Adam Subhas and his team presented these findings at the Ocean Sciences Meeting 2026 in Glasgow. “We can definitely say that there was additional CO₂ uptake as a result of this experiment,” Subhas said.
The Honest Caveats
This isn’t a blank check for ocean CDR. Subhas acknowledged a critical gap: they haven’t yet estimated the emissions required to manufacture the sodium hydroxide and transport it to the site. Without that lifecycle analysis, net removal is unconfirmed.
That honesty matters. Several companies are already selling carbon credits based on alkalinity enhancement. Having non-commercial, independent trials that publish openly — including the uncomfortable questions — is exactly what the field needs.
What OAE Actually Does
The oceans have absorbed over a quarter of humanity’s excess CO₂, which is acidifying seawater and threatening marine organisms. OAE works by adding alkaline substances to counteract this acidification, which simultaneously increases the ocean’s capacity to absorb more CO₂ from the atmosphere.
Think of it as restoring the ocean’s natural carbon sink capacity rather than engineering something entirely new.

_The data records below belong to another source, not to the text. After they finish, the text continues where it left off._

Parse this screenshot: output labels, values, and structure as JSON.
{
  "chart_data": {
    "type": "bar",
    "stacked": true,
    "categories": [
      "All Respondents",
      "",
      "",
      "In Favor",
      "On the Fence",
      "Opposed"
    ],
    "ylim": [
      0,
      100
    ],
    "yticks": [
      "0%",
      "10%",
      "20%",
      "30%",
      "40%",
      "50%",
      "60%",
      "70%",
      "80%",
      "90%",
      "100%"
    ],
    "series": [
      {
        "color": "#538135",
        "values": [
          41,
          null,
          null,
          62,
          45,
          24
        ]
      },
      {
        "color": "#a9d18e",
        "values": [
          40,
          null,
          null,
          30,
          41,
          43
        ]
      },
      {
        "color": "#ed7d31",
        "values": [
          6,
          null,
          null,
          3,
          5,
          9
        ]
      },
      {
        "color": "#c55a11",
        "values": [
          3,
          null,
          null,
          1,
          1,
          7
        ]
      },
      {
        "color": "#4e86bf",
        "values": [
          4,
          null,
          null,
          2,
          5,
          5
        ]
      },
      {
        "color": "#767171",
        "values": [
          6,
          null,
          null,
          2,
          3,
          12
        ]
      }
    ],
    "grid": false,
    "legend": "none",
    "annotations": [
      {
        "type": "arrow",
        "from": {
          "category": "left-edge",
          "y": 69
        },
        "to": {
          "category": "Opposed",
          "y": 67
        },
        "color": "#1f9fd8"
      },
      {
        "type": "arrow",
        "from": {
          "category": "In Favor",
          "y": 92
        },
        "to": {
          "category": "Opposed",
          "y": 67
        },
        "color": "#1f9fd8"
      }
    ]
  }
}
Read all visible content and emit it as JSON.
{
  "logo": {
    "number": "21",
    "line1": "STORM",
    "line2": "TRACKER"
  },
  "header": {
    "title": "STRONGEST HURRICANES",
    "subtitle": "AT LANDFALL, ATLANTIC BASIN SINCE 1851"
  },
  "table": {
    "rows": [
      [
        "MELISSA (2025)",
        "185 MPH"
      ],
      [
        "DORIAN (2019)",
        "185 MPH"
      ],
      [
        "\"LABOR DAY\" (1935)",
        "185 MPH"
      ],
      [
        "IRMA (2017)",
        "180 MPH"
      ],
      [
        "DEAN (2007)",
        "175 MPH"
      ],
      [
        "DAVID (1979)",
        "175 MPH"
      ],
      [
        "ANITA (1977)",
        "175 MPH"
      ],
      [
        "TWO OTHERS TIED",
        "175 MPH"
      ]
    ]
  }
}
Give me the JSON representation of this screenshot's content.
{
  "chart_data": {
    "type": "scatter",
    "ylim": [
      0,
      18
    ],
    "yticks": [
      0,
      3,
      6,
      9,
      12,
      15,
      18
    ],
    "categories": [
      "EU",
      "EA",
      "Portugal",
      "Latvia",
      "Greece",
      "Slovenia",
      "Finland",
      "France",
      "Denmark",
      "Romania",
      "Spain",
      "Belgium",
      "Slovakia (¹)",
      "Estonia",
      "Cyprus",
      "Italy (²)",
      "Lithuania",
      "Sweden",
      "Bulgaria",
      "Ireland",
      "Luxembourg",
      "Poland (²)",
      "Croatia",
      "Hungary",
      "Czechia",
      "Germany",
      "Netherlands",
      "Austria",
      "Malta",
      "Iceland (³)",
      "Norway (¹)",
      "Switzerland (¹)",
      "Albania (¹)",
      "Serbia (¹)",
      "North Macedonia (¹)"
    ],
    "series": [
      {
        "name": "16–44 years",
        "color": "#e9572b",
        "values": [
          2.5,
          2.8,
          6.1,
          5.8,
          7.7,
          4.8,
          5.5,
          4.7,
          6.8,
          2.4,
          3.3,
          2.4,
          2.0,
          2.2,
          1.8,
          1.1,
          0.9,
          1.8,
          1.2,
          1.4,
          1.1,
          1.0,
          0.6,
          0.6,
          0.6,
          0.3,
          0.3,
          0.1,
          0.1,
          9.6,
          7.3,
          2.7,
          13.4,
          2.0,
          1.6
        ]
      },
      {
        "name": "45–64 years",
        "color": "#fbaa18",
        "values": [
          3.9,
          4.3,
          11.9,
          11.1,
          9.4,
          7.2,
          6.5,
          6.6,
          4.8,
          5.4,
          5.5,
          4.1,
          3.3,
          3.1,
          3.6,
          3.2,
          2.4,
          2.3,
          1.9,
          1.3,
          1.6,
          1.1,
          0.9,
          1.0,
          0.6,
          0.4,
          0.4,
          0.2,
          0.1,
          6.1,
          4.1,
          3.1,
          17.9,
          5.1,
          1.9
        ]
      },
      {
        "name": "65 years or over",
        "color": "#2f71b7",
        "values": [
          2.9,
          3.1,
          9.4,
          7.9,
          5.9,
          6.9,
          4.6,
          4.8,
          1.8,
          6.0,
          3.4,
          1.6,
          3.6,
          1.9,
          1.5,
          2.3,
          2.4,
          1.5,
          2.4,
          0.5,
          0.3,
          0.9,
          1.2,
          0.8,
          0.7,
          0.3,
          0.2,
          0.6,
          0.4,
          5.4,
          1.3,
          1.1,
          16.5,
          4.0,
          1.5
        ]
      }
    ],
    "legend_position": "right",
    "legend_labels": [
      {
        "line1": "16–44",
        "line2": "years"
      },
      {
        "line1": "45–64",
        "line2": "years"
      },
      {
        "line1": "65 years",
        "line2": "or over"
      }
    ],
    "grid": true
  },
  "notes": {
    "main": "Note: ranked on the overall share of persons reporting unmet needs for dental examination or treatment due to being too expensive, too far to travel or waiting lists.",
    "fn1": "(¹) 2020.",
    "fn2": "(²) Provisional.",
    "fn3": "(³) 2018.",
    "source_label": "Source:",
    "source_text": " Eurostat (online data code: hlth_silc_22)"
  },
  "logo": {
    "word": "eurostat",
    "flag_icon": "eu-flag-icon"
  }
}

Researchers are testing multiple approaches: adding magnesium hydroxide to wastewater outflows, spreading ground olivine on coastlines, and pumping seawater through land-based treatment plants. Each has different cost profiles, scalability constraints, and ecological questions.
CDI’s View
Ocean CDR is one of the pathways we watch closely. The scale potential is enormous — oceans cover 71% of Earth’s surface and already store vastly more carbon than the atmosphere. But scale potential and proven, measurable removal are different things. This trial is a step toward the evidence base ocean CDR needs. Many more are needed.